В тоненькую папку, приобщенную к материалам «Операции Вихрь» — по выявлению способов, времени и лиц, ответственных за уничтожение Кракова, — были вложены характеристики: на Леонова Андрея Федоровича, русского, родившегося в Днепропетровске в 1917 году, холостого, члена ВКП(б) с 1939 года; Исаева Александра Максимовича, русского, холостого, родившегося во Владивостоке в 1923 году, члена ВКП(б) с 1943 года; Лебедеву Евгению Сергеевну, русскую, 1924 года рождения, члена ВЛКСМ, незамужнюю, родившуюся в гор. Тайшете, Красноярского края.
Здесь же хранились тексты автобиографий разведчиков, разработанные для внедрения и легализации, а также на случай провала.
Следующие три листочка бумаги были написаны от руки.
«Я, Леонов Андрей Федорович, майор Красной Армии, прошу причитающийся мне оклад переводить моим родителям по адресу: Астрахань, Абхазская, 56, Леоновым Федору Федоровичу и Тамаре Михайловне».
«Я, Исаев Александр Максимович, старший лейтенант Красной Армии, прошу причитающийся мне оклад переводить моей матери Гаврилиной Александре Николаевне по адресу, имеющемуся в моем личном деле».
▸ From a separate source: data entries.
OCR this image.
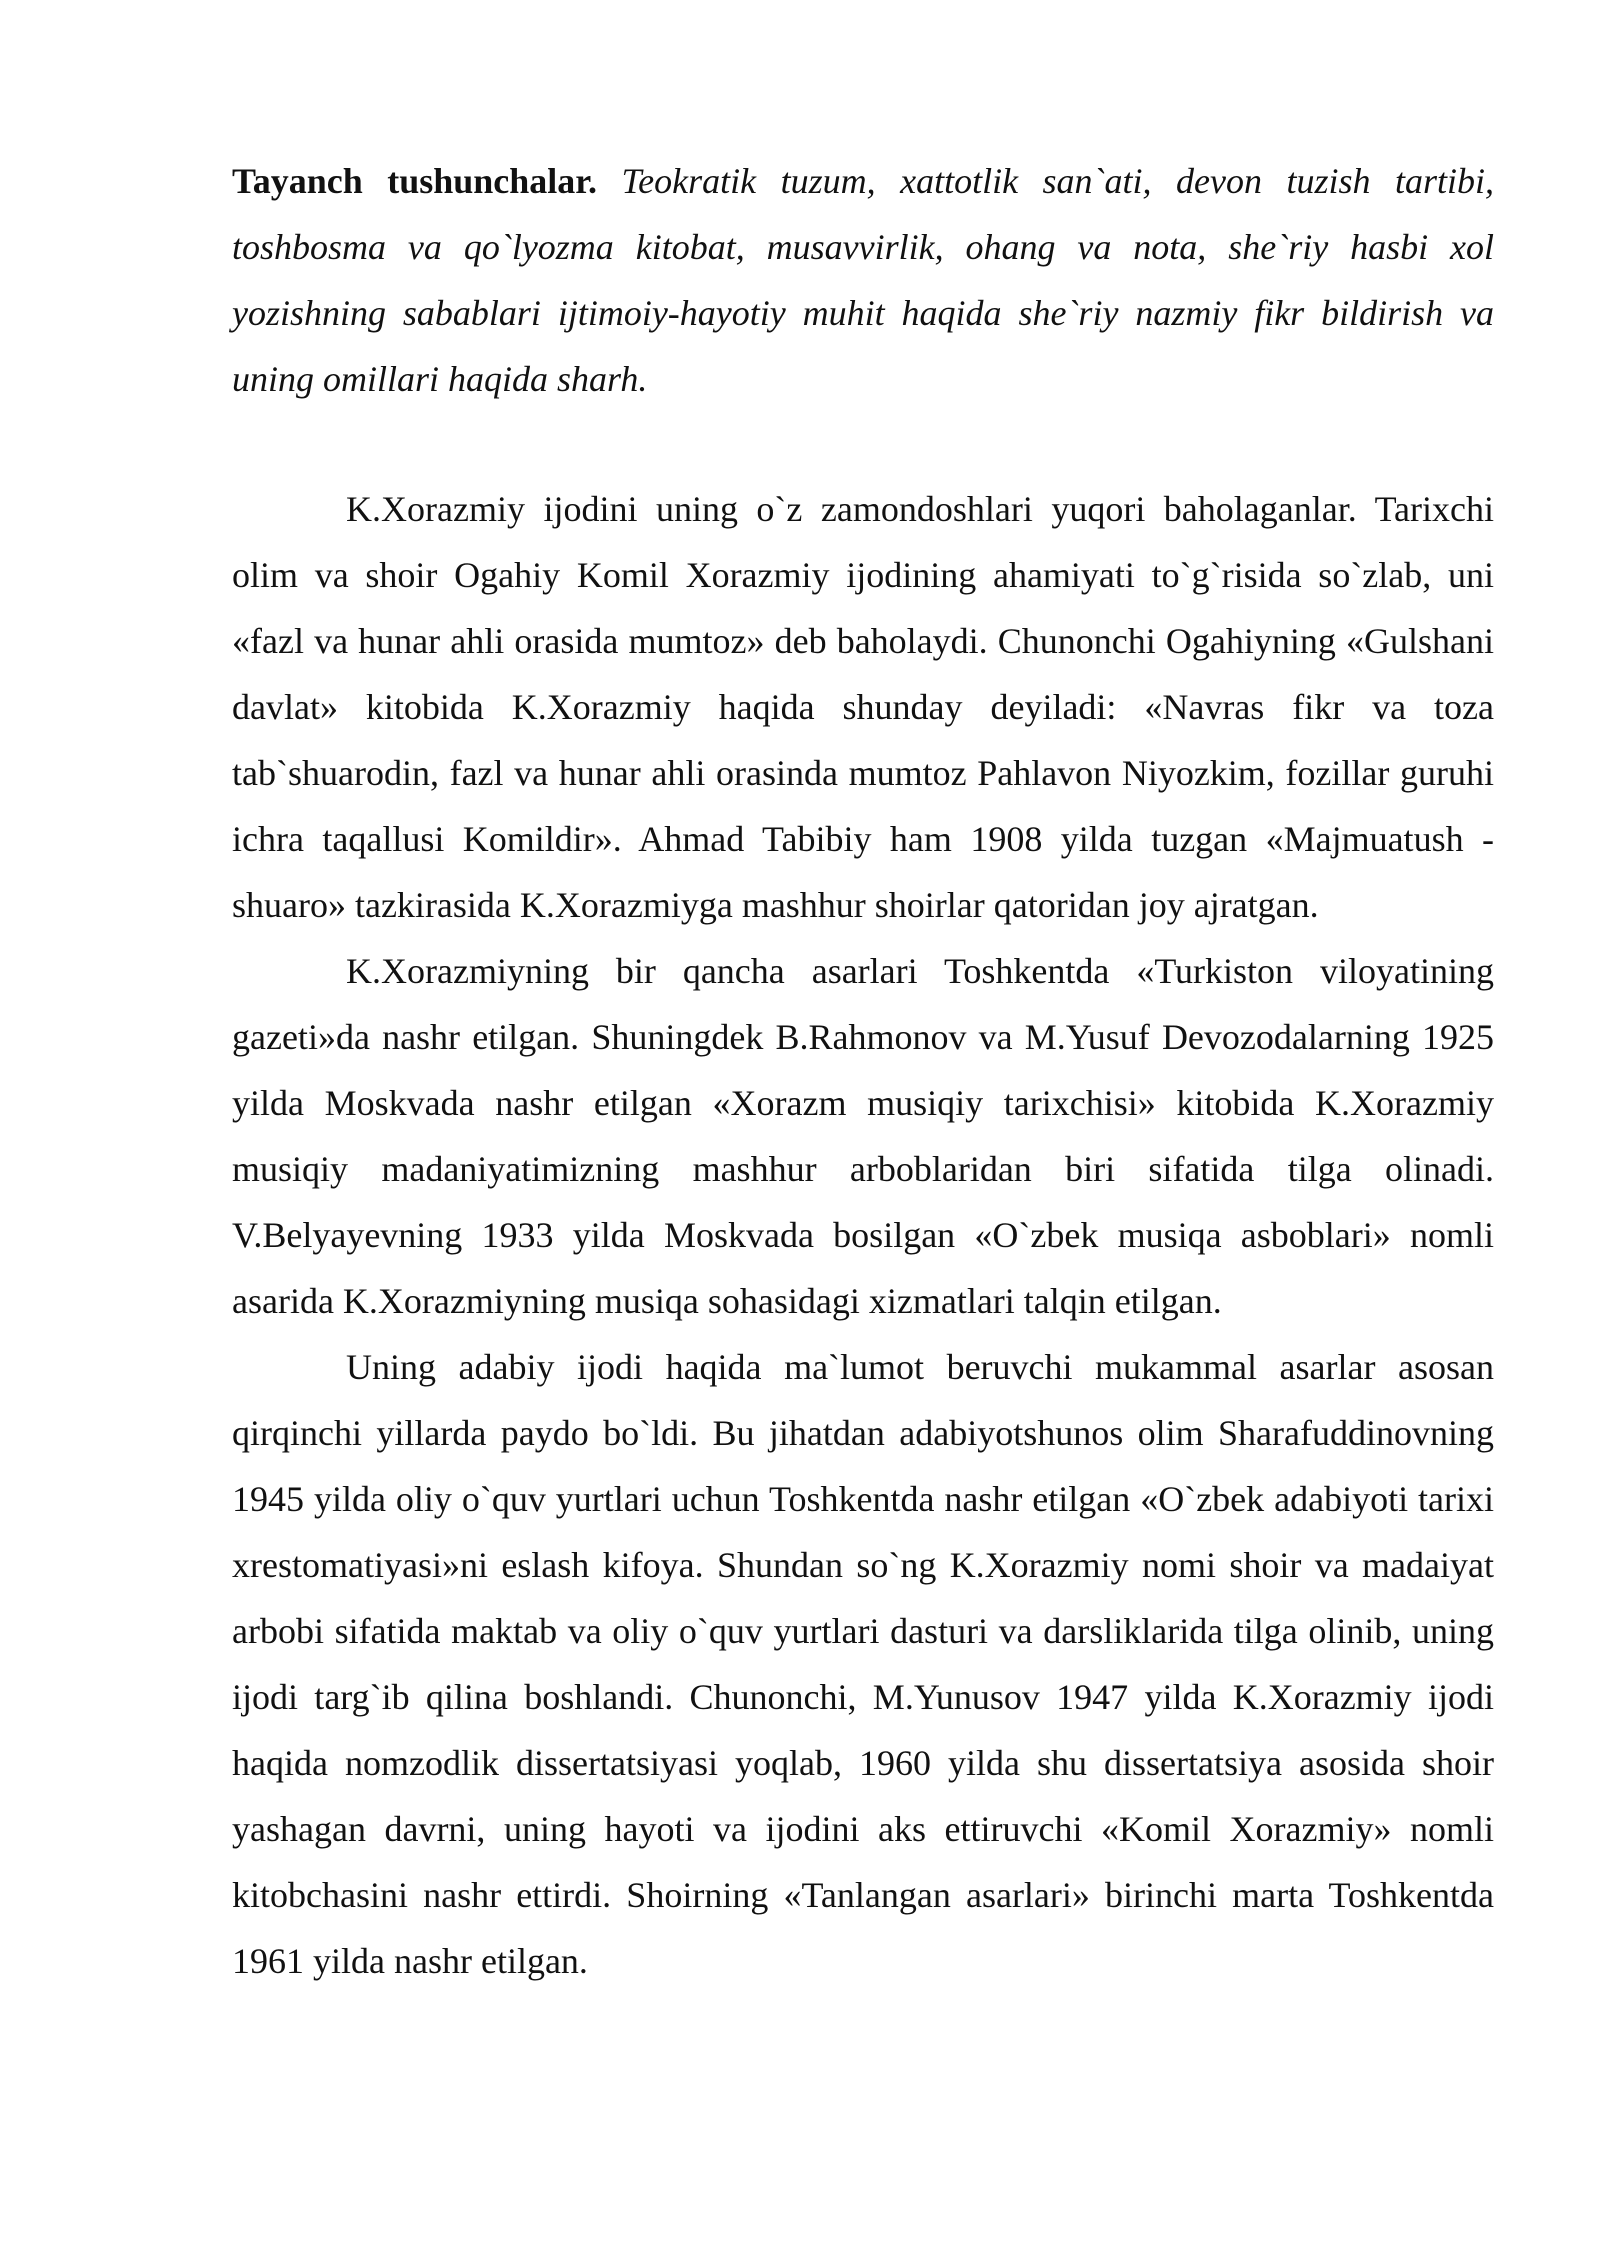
Tayanch tushunchalar. Teokratik tuzum, xattotlik san`ati, devon tuzish tartibi, toshbosma va qo`lyozma kitobat, musavvirlik, ohang va nota, she`riy hasbi xol yozishning sabablari ijtimoiy-hayotiy muhit haqida she`riy nazmiy fikr bildirish va uning omillari haqida sharh.

K.Xorazmiy ijodini uning o`z zamondoshlari yuqori baholaganlar. Tarixchi olim va shoir Ogahiy Komil Xorazmiy ijodining ahamiyati to`g`risida so`zlab, uni «fazl va hunar ahli orasida mumtoz» deb baholaydi. Chunonchi Ogahiyning «Gulshani davlat» kitobida K.Xorazmiy haqida shunday deyiladi: «Navras fikr va toza tab`shuarodin, fazl va hunar ahli orasinda mumtoz Pahlavon Niyozkim, fozillar guruhi ichra taqallusi Komildir». Ahmad Tabibiy ham 1908 yilda tuzgan «Majmuatush - shuaro» tazkirasida K.Xorazmiyga mashhur shoirlar qatoridan joy ajratgan.

K.Xorazmiyning bir qancha asarlari Toshkentda «Turkiston viloyatining gazeti»da nashr etilgan. Shuningdek B.Rahmonov va M.Yusuf Devozodalarning 1925 yilda Moskvada nashr etilgan «Xorazm musiqiy tarixchisi» kitobida K.Xorazmiy musiqiy madaniyatimizning mashhur arboblaridan biri sifatida tilga olinadi. V.Belyayevning 1933 yilda Moskvada bosilgan «O`zbek musiqa asboblari» nomli asarida K.Xorazmiyning musiqa sohasidagi xizmatlari talqin etilgan.

Uning adabiy ijodi haqida ma`lumot beruvchi mukammal asarlar asosan qirqinchi yillarda paydo bo`ldi. Bu jihatdan adabiyotshunos olim Sharafuddinovning 1945 yilda oliy o`quv yurtlari uchun Toshkentda nashr etilgan «O`zbek adabiyoti tarixi xrestomatiyasi»ni eslash kifoya. Shundan so`ng K.Xorazmiy nomi shoir va madaiyat arbobi sifatida maktab va oliy o`quv yurtlari dasturi va darsliklarida tilga olinib, uning ijodi targ`ib qilina boshlandi. Chunonchi, M.Yunusov 1947 yilda K.Xorazmiy ijodi haqida nomzodlik dissertatsiyasi yoqlab, 1960 yilda shu dissertatsiya asosida shoir yashagan davrni, uning hayoti va ijodini aks ettiruvchi «Komil Xorazmiy» nomli kitobchasini nashr ettirdi. Shoirning «Tanlangan asarlari» birinchi marta Toshkentda 1961 yilda nashr etilgan.
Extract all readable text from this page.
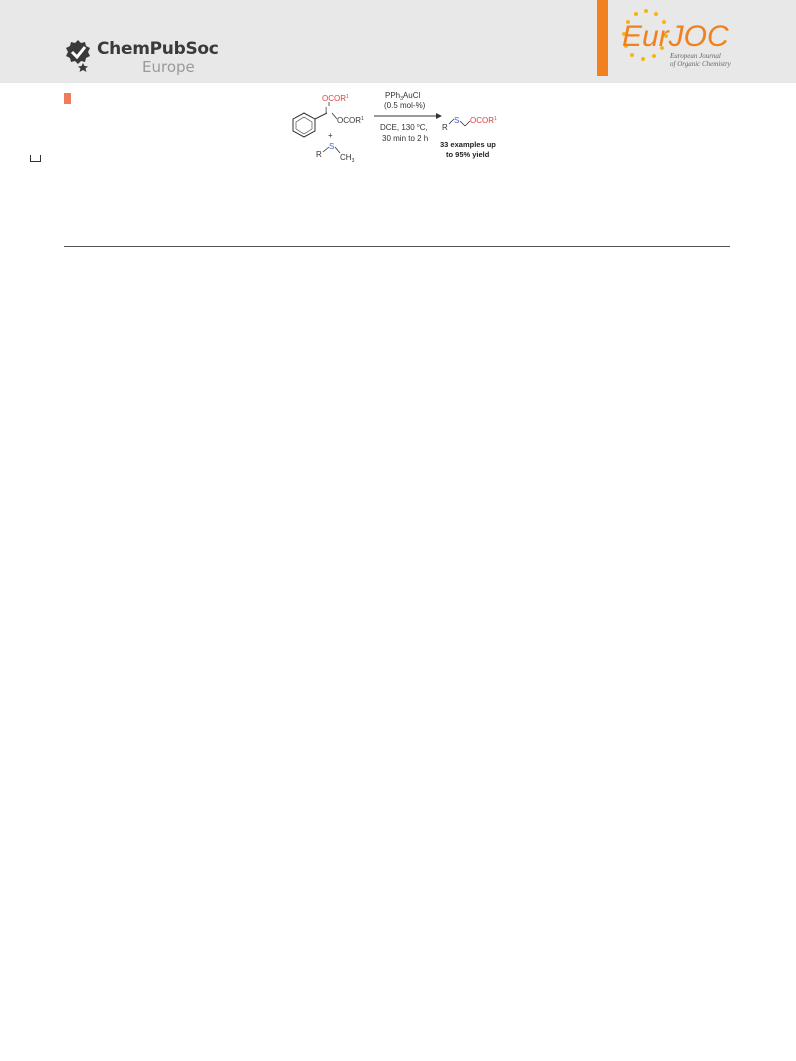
ChemPubSoc
Europe
EurJOC
European Journal
of Organic Chemistry
I
OCOR$^1$
$OCOR^1$
+
R
S
$CH_3$
PPh$_3$AuCl
(0.5 mol-%)
DCE, 130 $^o$C,
30 min to 2 h
R
S OCOR$^1$
33 examples up
to 95% yield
«Я, Лебедева Евгения Сергеевна, младший лейтенант Красной Армии, прошу переводить мой оклад на сберегательную книжку, так как родственников после смерти родителей не имею. Сберкнижку прилагаю».
И последняя:
«Сегодня, 8 июня 1944 года, в 23 часа 45 минут в квадрате 57 произведен сброс трех парашютистов. В связи с низкой облачностью и сильным ветром возможно небольшое отклонение от заданного района.
Капитан Родионов».
Летчик Родионов был прав в том, что облачность была низкой, а ветер сильным. Он был неправ в другом: отклонение от заданного района вышло очень большим. Группа выбросилась в семидесяти пяти километрах от заданного места приземления. Ветер расшвырял парашютистов в разные стороны. На белые огоньки Ани никто не отвечал ни красным, ни зеленым перемигиванием. Земля была не по-летнему холодной. Лужи пузырились дождевыми нарывчиками. В лесу пахло осенними листьями. Где-то вдали выли собаки. Аня закопала парашют, комбинезон и рацию, после причесалась, вымыла руки в луже и пошла на север.
«Вихрь», он же Попко
Под утро Вихрь выбрался на шоссе. На асфальте лежала молочная роса, будто первый осенний заморозок. Облака поднялись и теперь уже не разрывались, как ночью, натыкаясь на верхушки деревьев. Было очень тихо, как бывает в рассветные мгновения, когда ночь еще пытается противоборствовать утру.
Вихрь шел вдоль дороги, по мелколесью. Мокрые листья мягко касались его лица, и он каждый раз улыбался. Отец сажал деревья на их участке вокруг дома. Он откуда-то привез саженцы американского ореха — широколистого, изумительной красоты дерева. Когда два саженца принялись и бурно пошли вверх и вширь, отец, возвращаясь домой, останавливался и здоровался с орехами, как с людьми, осторожно пожимая их большие листья. Если кто-то видел, как он пожимал листья, словно руки людей, отец делал вид, что щупает листья, а если его никто не видел, он подолгу стоял, тихо и ласково разговаривая с деревьями. То дерево, которое было шире и ниже, считалось у него женщиной, а длинное, выросшее как-то на один бок — мужчиной. Вихрь несколько раз слышал, как отец разговаривал с деревьями, спрашивал их про жизнь, сетовал на свою и слушал подолгу, что они ему отвечали шумом своей листвы.
Думал Вихрь сейчас о том, что случилось этой ночью с его товарищами. Он перебирал все возможные варианты: самые худшие сначала, а потом, постепенно, самые благоприятные для членов его группы.
«Видимо, нас разбросал ветер, — думал Вихрь. — Стрельбу я должен был бы услыхать, потому что они прыгали первыми, а ветер был на меня».
Он остановился — толчком — и замер. Впереди асфальт был перегорожен двумя рядами колючей проволоки, подходившей вплотную к полосатому пограничному шлагбауму. Вдоль шлагбаума ходил немецкий часовой. На опушке леса стояла сторожевая будка. Из трубы валил синий дым — клубами, ластясь к земле: видимо, растапливали печку.
Несколько мгновений Вихрь стоял, чувствуя, как все тело его сводит тяжелое, постепенное, пробуждающееся напряжение. Потом медленно, словно зверь, он стал приседать. Он знал лес. Еще мальчишкой он понял, что нет ничего более заметного в лесу, как резкое движение. Зверь бежит через чащобу, и его видно, но вот он замер — и исчез. Исчез до тех пор, пока снова не выдаст себя движением.